Preparing your learning strategy for Gen Z

Amazon abandoned its attempt to use artificial intelligence (AI) for recruitment after a number of years of struggling to make its recruitment engine gender neutral. Despite its best efforts, and brightest brains, its solution continued to discriminate against female applicants. As diversity and inclusion have become increasingly important issues in the workplace, algorithmic recruitment and performance management systems were supposed to be the answer. By removing human bias and workplace politics, the idea was that data-based talent development would be fair and equitable. However, the shortfalls in many of the AI systems developed so far have led to a growing movement for ‘AI for good’ – so, how can we eliminate bias in AI?

Who makes up Gen Z?

The limitations of AI are related to the parameters of its data. As with all computer systems, AI is only as good as the data on which it is based – we cannot eliminate bias in AI if we are not aware of our own bias. So, decisions based on data soon run into trouble if they don’t consider all the parameters. Even intelligent recruitment and performance development systems tend to focus on hard evidence and hard skills, such as technical qualifications and certifications. More often than not, they do not take account of soft (or behavioral) skills, partly because these are perceived as hard to measure. They also do not take account of social context, which relates to an individual’s ability to network and communicate well.

Building power skills

HR expert Josh Bersin has recently described behavioral skills as ‘power skills’. In his view, these are the skills that give individuals real power at work. In fact, he points out, “Hard Skills are soft (they change all the time, are constantly being obsoleted, and are relatively easy to learn), and Soft Skills are hard (they are difficult to build, critical, and take extreme effort to obtain).”

Skills that truly matter across the board

If organizations are to achieve their corporate and social responsibility goals for inclusion and diversity it is increasingly important for them to look at the skills that truly matter across the board, eliminating all considerations relating to the race, religion, or gender of a person, instead prioritizing key soft skills – to eliminate bias in AI we must first begin by looking at ourselves.

Relationships and efficient work

Often companies will circumnavigate tender processes, in order to choose a supplier who may not be the cheapest but with whom they have a good relationship and work with more effectively. This is the same with employees. Someone may have all the right technical skills, and even good soft skills such as negotiation and leadership skills, but if they are lacking communications skills and foreign language proficiency they will not be able to work effectively across an international business.

Level the playing field

Talent development and recruitment solutions that are largely based on data do not offer a level playing field. Too often, soft skills are not identified in a structured way within organizations. For example, few companies have a clear idea of the level of language and communication proficiency for key languages such as English in their workforce.

Companies can put AI to work to level the playing field in three ways:

AI can help organizations be more objective in their talent development

According to Bersin: “One of the hottest topics in business today is upskilling, reskilling, and redefining jobs for the future of work. It’s so rampant that 34% of CEOs now rate it one of their top three threats to growth.” AI can help if used properly – backed by human decision-making – by placing value on real performance and an employee’s full range of skills, rather than on opinion.

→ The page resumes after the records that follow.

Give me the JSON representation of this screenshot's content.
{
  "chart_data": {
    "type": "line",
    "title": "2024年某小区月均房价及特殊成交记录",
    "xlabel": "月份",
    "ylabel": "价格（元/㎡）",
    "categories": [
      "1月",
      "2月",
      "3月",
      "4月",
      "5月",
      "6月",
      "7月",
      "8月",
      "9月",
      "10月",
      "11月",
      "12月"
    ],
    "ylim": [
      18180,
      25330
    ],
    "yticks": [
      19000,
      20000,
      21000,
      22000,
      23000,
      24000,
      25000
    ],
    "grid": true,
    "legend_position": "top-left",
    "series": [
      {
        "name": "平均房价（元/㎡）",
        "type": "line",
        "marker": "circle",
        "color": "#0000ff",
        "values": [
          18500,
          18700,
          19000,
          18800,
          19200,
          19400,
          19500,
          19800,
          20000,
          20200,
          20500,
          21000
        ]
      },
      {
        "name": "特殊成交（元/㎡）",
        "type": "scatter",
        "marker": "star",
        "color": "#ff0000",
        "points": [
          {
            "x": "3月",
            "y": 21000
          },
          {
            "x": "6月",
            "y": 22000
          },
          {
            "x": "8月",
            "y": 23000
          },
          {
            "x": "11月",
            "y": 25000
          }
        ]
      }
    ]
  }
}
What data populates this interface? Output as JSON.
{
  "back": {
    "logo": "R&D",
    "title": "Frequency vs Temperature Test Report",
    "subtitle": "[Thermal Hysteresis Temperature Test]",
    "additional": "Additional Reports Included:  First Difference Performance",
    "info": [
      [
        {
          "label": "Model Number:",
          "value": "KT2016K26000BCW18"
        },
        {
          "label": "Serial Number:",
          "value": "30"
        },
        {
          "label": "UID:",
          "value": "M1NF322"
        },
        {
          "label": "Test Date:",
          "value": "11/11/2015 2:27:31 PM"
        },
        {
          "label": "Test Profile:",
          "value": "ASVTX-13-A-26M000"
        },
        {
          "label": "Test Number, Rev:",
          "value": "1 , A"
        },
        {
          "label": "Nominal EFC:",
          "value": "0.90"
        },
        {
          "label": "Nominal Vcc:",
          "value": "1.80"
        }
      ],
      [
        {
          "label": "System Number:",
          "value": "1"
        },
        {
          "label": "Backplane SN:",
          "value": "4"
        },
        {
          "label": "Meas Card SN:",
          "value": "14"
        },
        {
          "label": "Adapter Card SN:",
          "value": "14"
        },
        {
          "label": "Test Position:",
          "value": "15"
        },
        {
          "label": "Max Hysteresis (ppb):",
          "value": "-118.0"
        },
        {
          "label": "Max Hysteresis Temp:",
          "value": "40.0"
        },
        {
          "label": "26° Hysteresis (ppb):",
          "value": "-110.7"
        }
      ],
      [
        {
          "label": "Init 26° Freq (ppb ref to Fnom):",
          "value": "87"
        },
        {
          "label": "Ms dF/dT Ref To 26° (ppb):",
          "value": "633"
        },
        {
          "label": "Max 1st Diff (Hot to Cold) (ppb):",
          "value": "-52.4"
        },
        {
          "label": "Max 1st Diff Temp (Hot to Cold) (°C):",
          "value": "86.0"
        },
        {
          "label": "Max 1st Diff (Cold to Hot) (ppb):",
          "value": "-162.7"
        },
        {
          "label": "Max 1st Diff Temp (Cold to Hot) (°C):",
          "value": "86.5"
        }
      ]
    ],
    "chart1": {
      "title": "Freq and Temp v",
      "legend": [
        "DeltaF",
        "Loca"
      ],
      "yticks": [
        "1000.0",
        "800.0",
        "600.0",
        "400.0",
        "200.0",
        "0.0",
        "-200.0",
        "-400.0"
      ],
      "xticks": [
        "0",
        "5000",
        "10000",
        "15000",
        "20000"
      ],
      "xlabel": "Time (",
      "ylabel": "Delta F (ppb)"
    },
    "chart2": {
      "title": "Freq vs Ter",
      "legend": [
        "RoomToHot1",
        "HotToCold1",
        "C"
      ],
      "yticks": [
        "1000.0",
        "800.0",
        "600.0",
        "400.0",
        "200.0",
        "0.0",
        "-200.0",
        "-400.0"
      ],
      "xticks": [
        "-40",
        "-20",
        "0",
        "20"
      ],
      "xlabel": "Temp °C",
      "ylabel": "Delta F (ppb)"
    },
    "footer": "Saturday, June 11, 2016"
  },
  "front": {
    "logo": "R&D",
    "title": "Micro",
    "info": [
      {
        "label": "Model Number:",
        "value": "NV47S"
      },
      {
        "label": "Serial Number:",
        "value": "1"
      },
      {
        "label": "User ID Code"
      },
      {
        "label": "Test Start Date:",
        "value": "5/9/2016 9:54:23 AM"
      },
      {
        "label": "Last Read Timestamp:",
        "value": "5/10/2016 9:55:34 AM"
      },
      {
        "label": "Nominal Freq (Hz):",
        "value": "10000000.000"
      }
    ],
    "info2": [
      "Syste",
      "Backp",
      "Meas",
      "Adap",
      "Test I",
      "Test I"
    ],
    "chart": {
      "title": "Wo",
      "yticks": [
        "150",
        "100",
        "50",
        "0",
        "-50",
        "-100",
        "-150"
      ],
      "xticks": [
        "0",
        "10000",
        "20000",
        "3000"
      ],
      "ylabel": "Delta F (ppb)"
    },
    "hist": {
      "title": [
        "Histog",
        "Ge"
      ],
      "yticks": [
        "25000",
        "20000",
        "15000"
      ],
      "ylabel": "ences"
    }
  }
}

Large organizations can use AI to identify skills gaps at scale across a global workforce

Intelligent technology can then help provide the right training to the right people at the right time, extending upskilling opportunities to a wider population. It is common to see training provided to employees and departments who shout the loudest, rather than those whose need is greatest. AI can help ‘budget match’ training, so that money is spent on training people who need it the most, delivering the greatest business benefit. And when it comes to training management and saving time and resources on training management, AI and automation are leading the way. When AI is used for good it provides personalized and adaptive learning, allowing employees to build and maintain difficult to access skills such as foreign language acquisition.

AI can identify and remove bias as well as creating it

It may be used to find out why a certain group of employees is not responding well to development and training, for example.

AI supporting talent development

Artificial intelligence can be very valuable in supporting talent development and even employer branding, as long as care is taken to make sure it does not inherit biases contained both within data and within the selection of data parameters. At the same time, while the use of data relating to individual employees to create personalized training is highly effective, it comes with ethical considerations around protecting that data and using it for the best interests of the data subject. Data should not become the product when AI is used properly.

Human input is necessary

Machines can identify certain attributes and drive actions based on a set of rules. But human input and a sound training management system  is necessary to check whether what you are doing based on an algorithm is the correct decision and the right thing to do. Just as the best type of learning delivery involves an effective combination of digital learning and human coaching and mentoring, intelligent technology works best in combination with even more intelligent humans to deliver the skills and organizations will require to succeed in the future.